WASHINGTON — Mark Inch, the director of the embattled federal Bureau of Prisons, abruptly announced his resignation Friday, the Justice Department announced Friday.

There was no immediate reason provided for the departure of Inch, who had just assumed leadership of the country's largest detention system in September.

In a brief statement, Attorney General Jeff Sessions thanked Inch for his service wished him "luck in his future endeavors."

The attorney general did not elaborate.

As director, Inch oversaw 122 detention facilities, 39,000 staffers and 186,000 inmates.

Inch’s resignation also comes as the White House was staging a summit Friday on prison reform. There, White House senior adviser and President Trump's son-in-law Jared Kushner commended Inch for his work on the Federal Inter-agency Reentry Council, though it was not clear whether he was aware of Inch's resignation.

"We're working on the reentry commission, where the new director of the Bureau of Prisons, General Inch, has been working with Attorney General Sessions to look at all the different changes they can make in the prisons,” he said.

 Hugh J. Hurwitz, assistant director of the BOP’s Reentry Services Division, will serve as acting director, Sessions said.

For the last year, the Bureau of Prisons has been the focus of a review by the House Oversight and Government Reform Committee, which has been examining allegations of sexual harassment, management retaliation against staffers and staffing shortages.

Those shortages have routinely thrust nurses, teachers, food service workers and others to take up guard duty in under-staffed prison yards and solitary confinement wings.
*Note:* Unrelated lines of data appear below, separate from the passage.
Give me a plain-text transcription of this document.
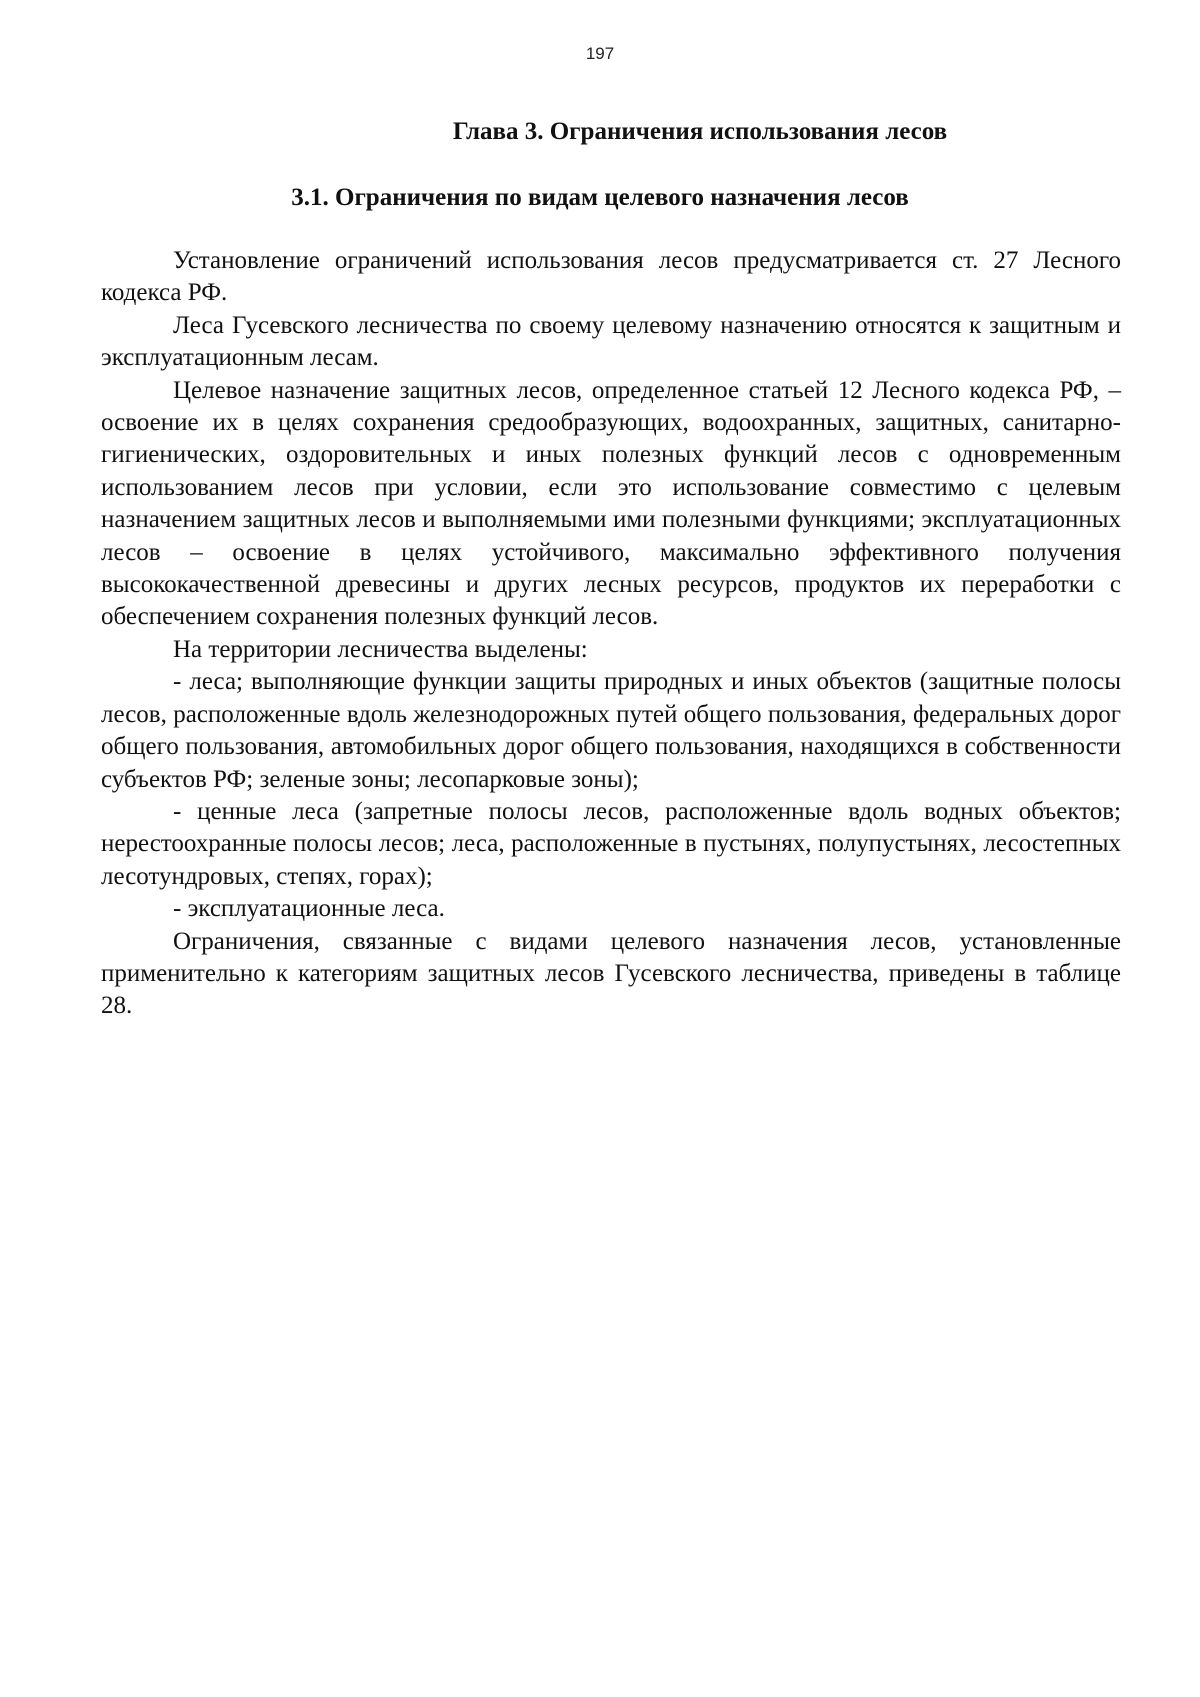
197
Глава 3. Ограничения использования лесов
3.1. Ограничения по видам целевого назначения лесов

Установление ограничений использования лесов предусматривается ст. 27 Лесного кодекса РФ.

Леса Гусевского лесничества по своему целевому назначению относятся к защитным и эксплуатационным лесам.

Целевое назначение защитных лесов, определенное статьей 12 Лесного кодекса РФ, – освоение их в целях сохранения средообразующих, водоохранных, защитных, санитарно-гигиенических, оздоровительных и иных полезных функций лесов с одновременным использованием лесов при условии, если это использование совместимо с целевым назначением защитных лесов и выполняемыми ими полезными функциями; эксплуатационных лесов – освоение в целях устойчивого, максимально эффективного получения высококачественной древесины и других лесных ресурсов, продуктов их переработки с обеспечением сохранения полезных функций лесов.

На территории лесничества выделены:

- леса; выполняющие функции защиты природных и иных объектов (защитные полосы лесов, расположенные вдоль железнодорожных путей общего пользования, федеральных дорог общего пользования, автомобильных дорог общего пользования, находящихся в собственности субъектов РФ; зеленые зоны; лесопарковые зоны);

- ценные леса (запретные полосы лесов, расположенные вдоль водных объектов; нерестоохранные полосы лесов; леса, расположенные в пустынях, полупустынях, лесостепных лесотундровых, степях, горах);

- эксплуатационные леса.

Ограничения, связанные с видами целевого назначения лесов, установленные применительно к категориям защитных лесов Гусевского лесничества, приведены в таблице 28.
Hundreds of non-custodial staffers were tapped last year to fill guard posts across the Bureau of Prisons because of acute officer shortages and overtime limits, according to prison records reviewed by USA TODAY and staff interviews.

The moves were made despite repeated warnings that the assignments placed unprepared employees at risk. And the practice has continued for years even though the agency has been rebuked by Congress and federal labor arbitrators.

It was immediately unclear whether the House examination was related in any way to Inch's resignation.

Sessions, meanwhile lauded Hurwitz as career public servant who also worked for the Department of Education, the Food and Drug Administration and NASA.

"Hugh has honorably served...the American people throughout his distinguished career of federal service.” Sessions said

According to his Justice biography, Hurwitz began his career with the BOP as a law clerk in the Office of General Counsel in 1988. He went on to serve in three other agencies before returning to the BOP in 2015 as the senior deputy assistant director of the Information, Policy and Public Affairs Division.

Last year, Hurwitz was named assistant director for the Reentry Services Division.